Haptonomie ist „die Lehre der Berührung“ (Griechisch). Damit ist nicht nur die körperliche, sondern auch die innerliche Berührung gemeint. In der Schwangerschaft lernen die Eltern, ihr Baby auf sehr sanfte Weise „einzuladen“. Es ist wie ein Kontakt-Spiel. Der Vater lernt, das Baby im Bauch zu umfassen, also die Gebärmutter zu halten. Dann lernt er, es einzuladen, zu einer bestimmten Hand zu kommen. Je kleiner das Baby ist, desto größere „Wege“ muss es dafür zurücklegen. Es ist erstaunlich als Mutter zu spüren, wie sich das Kind in die Hand des Vaters drückt.

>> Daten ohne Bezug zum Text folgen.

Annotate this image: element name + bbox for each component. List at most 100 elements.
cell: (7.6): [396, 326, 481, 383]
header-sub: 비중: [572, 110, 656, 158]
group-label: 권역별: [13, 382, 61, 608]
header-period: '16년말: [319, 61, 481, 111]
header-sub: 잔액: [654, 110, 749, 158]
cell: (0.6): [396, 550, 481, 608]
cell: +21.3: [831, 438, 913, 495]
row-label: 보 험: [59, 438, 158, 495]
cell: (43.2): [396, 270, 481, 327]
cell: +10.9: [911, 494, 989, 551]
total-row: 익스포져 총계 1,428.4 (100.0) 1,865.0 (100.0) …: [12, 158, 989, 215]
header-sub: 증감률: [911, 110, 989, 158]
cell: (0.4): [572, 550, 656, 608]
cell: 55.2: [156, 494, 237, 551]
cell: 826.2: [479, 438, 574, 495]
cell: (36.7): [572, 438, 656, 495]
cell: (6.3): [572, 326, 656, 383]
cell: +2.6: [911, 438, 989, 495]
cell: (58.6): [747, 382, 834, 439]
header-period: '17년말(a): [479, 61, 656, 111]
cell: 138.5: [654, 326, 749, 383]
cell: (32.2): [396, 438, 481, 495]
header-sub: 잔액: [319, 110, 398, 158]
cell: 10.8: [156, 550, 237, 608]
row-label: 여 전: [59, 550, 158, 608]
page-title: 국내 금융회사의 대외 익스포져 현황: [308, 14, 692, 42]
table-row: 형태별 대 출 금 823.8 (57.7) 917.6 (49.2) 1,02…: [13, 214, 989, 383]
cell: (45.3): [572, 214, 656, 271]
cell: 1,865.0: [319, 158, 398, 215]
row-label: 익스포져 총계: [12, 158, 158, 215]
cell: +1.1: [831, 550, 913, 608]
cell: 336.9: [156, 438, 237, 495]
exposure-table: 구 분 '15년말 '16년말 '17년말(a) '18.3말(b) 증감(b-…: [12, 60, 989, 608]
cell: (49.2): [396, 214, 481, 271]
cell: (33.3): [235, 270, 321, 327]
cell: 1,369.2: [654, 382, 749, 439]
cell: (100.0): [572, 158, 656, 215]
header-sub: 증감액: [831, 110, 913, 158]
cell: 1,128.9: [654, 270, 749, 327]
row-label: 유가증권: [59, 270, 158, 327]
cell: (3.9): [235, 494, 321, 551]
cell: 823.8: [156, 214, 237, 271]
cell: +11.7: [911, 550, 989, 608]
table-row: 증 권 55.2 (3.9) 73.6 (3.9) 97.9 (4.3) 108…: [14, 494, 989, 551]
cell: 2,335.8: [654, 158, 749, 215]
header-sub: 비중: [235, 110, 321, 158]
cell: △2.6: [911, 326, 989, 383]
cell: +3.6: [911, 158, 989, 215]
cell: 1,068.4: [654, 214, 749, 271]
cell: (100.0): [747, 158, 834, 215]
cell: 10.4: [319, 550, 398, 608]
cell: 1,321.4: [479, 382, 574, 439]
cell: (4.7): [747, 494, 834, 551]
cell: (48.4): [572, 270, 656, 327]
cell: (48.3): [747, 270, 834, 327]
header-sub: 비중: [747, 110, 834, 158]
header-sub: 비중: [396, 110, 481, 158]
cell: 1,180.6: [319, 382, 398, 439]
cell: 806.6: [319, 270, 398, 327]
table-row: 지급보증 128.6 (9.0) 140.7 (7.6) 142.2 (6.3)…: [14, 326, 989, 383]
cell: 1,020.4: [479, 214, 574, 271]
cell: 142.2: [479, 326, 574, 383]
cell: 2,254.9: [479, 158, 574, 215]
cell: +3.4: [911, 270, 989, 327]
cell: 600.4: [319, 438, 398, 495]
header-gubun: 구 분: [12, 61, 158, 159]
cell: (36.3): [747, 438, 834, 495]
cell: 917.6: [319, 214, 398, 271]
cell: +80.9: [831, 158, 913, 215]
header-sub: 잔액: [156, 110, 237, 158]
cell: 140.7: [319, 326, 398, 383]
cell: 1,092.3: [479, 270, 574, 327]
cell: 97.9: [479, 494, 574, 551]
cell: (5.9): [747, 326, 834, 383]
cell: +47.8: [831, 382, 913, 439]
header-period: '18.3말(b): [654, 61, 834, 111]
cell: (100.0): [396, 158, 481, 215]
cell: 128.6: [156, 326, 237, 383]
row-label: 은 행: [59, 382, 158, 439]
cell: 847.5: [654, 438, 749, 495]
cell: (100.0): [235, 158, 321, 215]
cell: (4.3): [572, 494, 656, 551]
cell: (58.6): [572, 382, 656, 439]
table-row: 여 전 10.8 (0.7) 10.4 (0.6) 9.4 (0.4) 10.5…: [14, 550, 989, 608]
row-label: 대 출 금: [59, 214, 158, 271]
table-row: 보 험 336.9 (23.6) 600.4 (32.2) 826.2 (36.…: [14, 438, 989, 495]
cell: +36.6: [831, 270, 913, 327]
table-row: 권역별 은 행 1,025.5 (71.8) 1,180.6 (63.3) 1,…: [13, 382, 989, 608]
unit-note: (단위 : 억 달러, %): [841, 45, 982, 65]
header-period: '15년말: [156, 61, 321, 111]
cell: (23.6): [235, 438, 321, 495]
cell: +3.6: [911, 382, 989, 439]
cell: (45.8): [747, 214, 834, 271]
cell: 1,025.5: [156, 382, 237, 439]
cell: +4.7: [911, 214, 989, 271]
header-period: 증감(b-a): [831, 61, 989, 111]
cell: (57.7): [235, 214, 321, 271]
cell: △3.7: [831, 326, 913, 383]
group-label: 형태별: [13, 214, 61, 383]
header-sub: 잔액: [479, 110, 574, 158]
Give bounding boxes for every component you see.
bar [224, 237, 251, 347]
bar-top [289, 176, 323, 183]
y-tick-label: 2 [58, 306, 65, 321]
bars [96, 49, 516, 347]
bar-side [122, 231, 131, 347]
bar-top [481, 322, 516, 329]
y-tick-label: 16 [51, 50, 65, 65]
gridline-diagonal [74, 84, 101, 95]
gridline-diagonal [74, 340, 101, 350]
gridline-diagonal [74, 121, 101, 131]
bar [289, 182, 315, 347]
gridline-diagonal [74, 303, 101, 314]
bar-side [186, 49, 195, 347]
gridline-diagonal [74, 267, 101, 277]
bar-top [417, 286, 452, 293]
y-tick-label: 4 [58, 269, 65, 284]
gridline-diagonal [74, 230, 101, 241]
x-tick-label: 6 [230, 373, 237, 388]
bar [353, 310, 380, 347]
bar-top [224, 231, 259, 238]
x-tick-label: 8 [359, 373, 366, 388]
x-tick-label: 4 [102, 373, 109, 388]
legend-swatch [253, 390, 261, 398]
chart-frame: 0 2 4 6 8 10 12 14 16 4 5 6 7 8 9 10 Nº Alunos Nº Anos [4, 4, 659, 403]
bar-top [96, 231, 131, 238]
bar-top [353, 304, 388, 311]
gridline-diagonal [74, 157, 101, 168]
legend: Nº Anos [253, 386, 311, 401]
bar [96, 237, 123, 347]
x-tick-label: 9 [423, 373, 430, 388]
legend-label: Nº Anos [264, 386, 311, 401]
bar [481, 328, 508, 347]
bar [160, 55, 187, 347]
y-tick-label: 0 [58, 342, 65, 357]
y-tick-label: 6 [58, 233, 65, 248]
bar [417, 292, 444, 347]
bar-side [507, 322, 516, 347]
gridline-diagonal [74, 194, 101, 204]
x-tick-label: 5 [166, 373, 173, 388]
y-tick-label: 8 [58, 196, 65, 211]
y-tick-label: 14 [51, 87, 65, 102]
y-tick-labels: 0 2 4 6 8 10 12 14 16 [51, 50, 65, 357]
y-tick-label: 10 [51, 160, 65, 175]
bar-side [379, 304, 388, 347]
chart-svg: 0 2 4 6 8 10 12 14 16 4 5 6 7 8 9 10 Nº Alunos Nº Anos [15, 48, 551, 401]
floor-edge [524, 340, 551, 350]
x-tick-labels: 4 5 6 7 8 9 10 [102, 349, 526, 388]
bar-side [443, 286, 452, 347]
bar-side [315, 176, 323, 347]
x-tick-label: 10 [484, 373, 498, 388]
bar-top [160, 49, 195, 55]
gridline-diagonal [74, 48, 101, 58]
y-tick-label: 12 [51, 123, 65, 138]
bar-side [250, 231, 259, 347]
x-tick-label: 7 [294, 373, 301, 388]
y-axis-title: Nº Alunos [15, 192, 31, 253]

In jeder Berührung steckt der Wunsch nach echtem Kontakt, nach Verbindung. Da das Baby im Mutterleib jede Sekunde seines jungen Lebens berührt wird (von Fruchtwasser, Gebärmutter…), ist dies ein ganz natürlicher Kommunikationskanal.
Entwickelt wurde diese „Methode“ von dem Niederländer Frans Veltman in den 40er Jahren des letzten Jahrhunderts. In Frankreich befindet sich das Internationale Zentrum Frans Veltman für Forschung und Entwicklung der Haptonomie (www.haptonomie.org). Er definierte die Haptonomie als „Wissenschaft der Affektivität“.
Die Philosophie dahinter – mehr als eine „Methode“
Haptonomie ist sehr viel mehr als das, was man von Außen sieht: Hand auflegen. Es ist eine, wie Dr. Djalali sagt, Welthaltung. Es geht dabei um Hingabe, Geschehen lassen und das Kind seinen Weg machen lassen. Das Baby in dieser Form zu begleiten, ist haptonomische Geburtsbegleitung. Das Kind steht hier wieder im Mittelpunkt des Geschehens und nicht die Schmerzen der Mutter, wie es allzu häufig der Fall ist. Denn das Kind bringt sich auf die Welt, von der Mutter und ihren Begleitern unterstützt. So liegt auch der Fokus der Mutter auf ihrem Baby und wie es den Weg beschreiten kann. Dabei kann sie unangenehme Empfindungen sehr viel besser bewältigen.
Das Setting
Der Kontakt von Vater zur Mutter ist sehr aufmerksam. Zu Beginn positioniert der Vater die Mutter halb liegend und achtet schon hier darauf, dass jede Berührung „beseelt“ ist, also von Herzen kommt. Dabei schaukelte er sie durch sanfte Bewegungen am angewinkelten Bein leicht, wodurch das Baby ebenfalls geschaukelt wird. Das hilft zu entspannen, die Beine kommen in eine offene Haltung und das Hohlkreuz wird korrigiert. Danach erst widmet er sich ganz der Gebärmutter und seinem kostbaren Inhalt. Er hält das Baby im Bauch der Mutter in seinen Händen, was für den ein oder anderen Vater zunächst etwas Überwindung kostet. Dann schaukelt er das Baby sacht und lädt es in eine seiner Hände hinein, indem er damit zuerst zum Baby hin und dann die Hand leicht auf dem Bauch ruhen lässt. Nichts geschieht unter Zwang. Das Baby wird nicht an einen gewünschten Ort gedrückt oder geschoben. Daher der Begriff der „Einladung“.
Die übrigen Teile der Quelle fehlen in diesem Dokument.